Faltou sutileza ao destino quando lançou a sorte de Karin Slaughter. Seu sobrenome (“massacre”, em inglês) ganhou ares de prenúncio conforme a escritora americana galgou posições na lista dos mais vendidos do “New York Times” e vendeu 30 milhões de romances policiais sanguinolentos.
A mesma ferocidade atravessa “Flores Partidas” (ed. HarperCollins Brasil, 464 págs.), seu trabalho mais recente, da primeira à última página. Desta vez, o suspense e a inquietação do thriller estão a serviço do drama familiar de Lydia e Claire, irmãs marcadas pelo desaparecimento da irmã mais velha, Julia, e pela descoberta de um submundo da pornografia que se rejubila com a tortura de mulheres: os “filmes snuff”.

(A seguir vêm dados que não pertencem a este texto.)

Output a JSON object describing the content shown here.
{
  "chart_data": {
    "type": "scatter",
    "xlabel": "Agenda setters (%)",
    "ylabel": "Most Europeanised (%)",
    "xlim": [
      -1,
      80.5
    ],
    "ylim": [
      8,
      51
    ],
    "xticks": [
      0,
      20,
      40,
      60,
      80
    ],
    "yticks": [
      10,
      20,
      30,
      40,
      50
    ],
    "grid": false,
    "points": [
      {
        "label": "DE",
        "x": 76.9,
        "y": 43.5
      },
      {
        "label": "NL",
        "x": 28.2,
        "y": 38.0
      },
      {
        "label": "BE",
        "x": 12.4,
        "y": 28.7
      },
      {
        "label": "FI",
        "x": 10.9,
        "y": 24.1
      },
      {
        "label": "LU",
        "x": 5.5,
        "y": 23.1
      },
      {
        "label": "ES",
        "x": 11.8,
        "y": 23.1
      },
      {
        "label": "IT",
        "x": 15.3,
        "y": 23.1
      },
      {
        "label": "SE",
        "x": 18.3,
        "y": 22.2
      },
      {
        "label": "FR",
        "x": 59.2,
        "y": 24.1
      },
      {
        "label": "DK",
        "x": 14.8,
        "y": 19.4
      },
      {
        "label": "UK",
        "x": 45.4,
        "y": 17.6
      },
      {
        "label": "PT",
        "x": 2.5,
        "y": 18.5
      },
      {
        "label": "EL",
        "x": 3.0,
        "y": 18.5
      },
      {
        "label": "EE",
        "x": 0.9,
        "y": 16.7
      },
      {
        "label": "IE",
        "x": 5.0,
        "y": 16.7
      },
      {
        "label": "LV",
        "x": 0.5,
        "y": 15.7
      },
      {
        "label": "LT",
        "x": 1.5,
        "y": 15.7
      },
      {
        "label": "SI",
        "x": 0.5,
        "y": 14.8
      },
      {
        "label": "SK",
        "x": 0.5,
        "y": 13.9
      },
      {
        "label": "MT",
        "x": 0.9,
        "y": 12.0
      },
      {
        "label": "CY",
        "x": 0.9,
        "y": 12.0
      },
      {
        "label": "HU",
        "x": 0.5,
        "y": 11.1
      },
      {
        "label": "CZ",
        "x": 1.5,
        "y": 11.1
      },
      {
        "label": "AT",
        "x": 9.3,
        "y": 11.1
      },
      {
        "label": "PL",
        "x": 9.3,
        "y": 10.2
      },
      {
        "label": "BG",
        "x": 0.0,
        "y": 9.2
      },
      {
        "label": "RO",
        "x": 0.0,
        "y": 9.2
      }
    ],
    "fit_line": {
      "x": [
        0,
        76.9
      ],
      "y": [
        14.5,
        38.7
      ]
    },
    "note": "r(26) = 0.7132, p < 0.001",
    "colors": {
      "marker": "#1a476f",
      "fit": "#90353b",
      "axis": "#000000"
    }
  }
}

Karin tergiversa sobre a reputação “carniceira” que a precede. Aos 45, prefere separar a mulher que passa muito tempo de pijama, faz compras no mercado e come bolinhos demais da autora que tem reuniões com detetives para criar serial killers e se refugia nas montanhas por semanas inteiras para narrar seus brutais assassinatos.
“Quando termino de escrever, não é difícil retornar ao meu eu normal”, afirma. “O ponto da história não é o crime, mas a reação dos personagens a ele, e como isso muda suas vidas. Não quero sentir que escrevo só para chocar as pessoas -é preciso que o choque sirva a um propósito: mostrar a humanidade dos personagens.”
A autora nega pegar pesado em suas representações de violência, sobretudo ante alguns de seus pares do sexo masculino, como Stieg Larsson (“Os Homens Que Não Amavam as Mulheres”) e Jeffery Deaver (“Carte Blanche”).
“Algumas pessoas acham chocante eu ser mulher e escrever sobre o assunto com franqueza”, diz. “Quando levamos em conta que mulheres leem mais que homens e são atraídas à literatura policial, o resultado é um público não só interessado nesse assunto, como também em escrever sobre ele.”
Horror do dia a dia
De estupros coletivos a tiroteios em massa, violência é o que não falta no noticiário, e é dele que Karin extrai cenários cujos horrores desafiam a compreensão humana.
“Mas eu escrevo para entreter, e não desejo nunca sentir que explorei a tragédia de outra pessoa. Crimes [violentos] ocorrem todos os dias -no caso de violência sexual, a cada minuto de cada dia- e quero honrar [as vítimas]”, afirma.
Em “Flores Partidas”, a escritora se debruça sobre o mercado de “filmes pornográficos snuff”, supostos registros de assassinatos reais que circulariam na deep web (parte da internet não detectada por buscadores como o Google), mas cuja existência não foi provada.
Ainda que grotesca, a temática não amedrontou Karin. “A violência está imbuída na internet. As decapitações no YouTube, as gravações de selvageria contra mulheres, os tiroteios -todos estão disponíveis a qualquer um que quiser encontrá-los”, diz a autora. “Se muito, me preocupo que as pessoas tenham se anestesiado com o horror.”
No âmago, “Flores Partidas” e seus equivalentes no romance policial suscitam um debate mais amplo, questionado a fascinação do ser humano pelo macabro.
“A depravação sempre existiu. Basta ler os clássicos, olhar para a história da guerra ou as fotos de Abu Ghraib [prisão iraquiana, palco de torturas das forças armadas americanas]”, argumenta a autora. “Se eu tivesse que teorizar, diria que o desejo de ver essas coisas [extremas] vem da natureza.”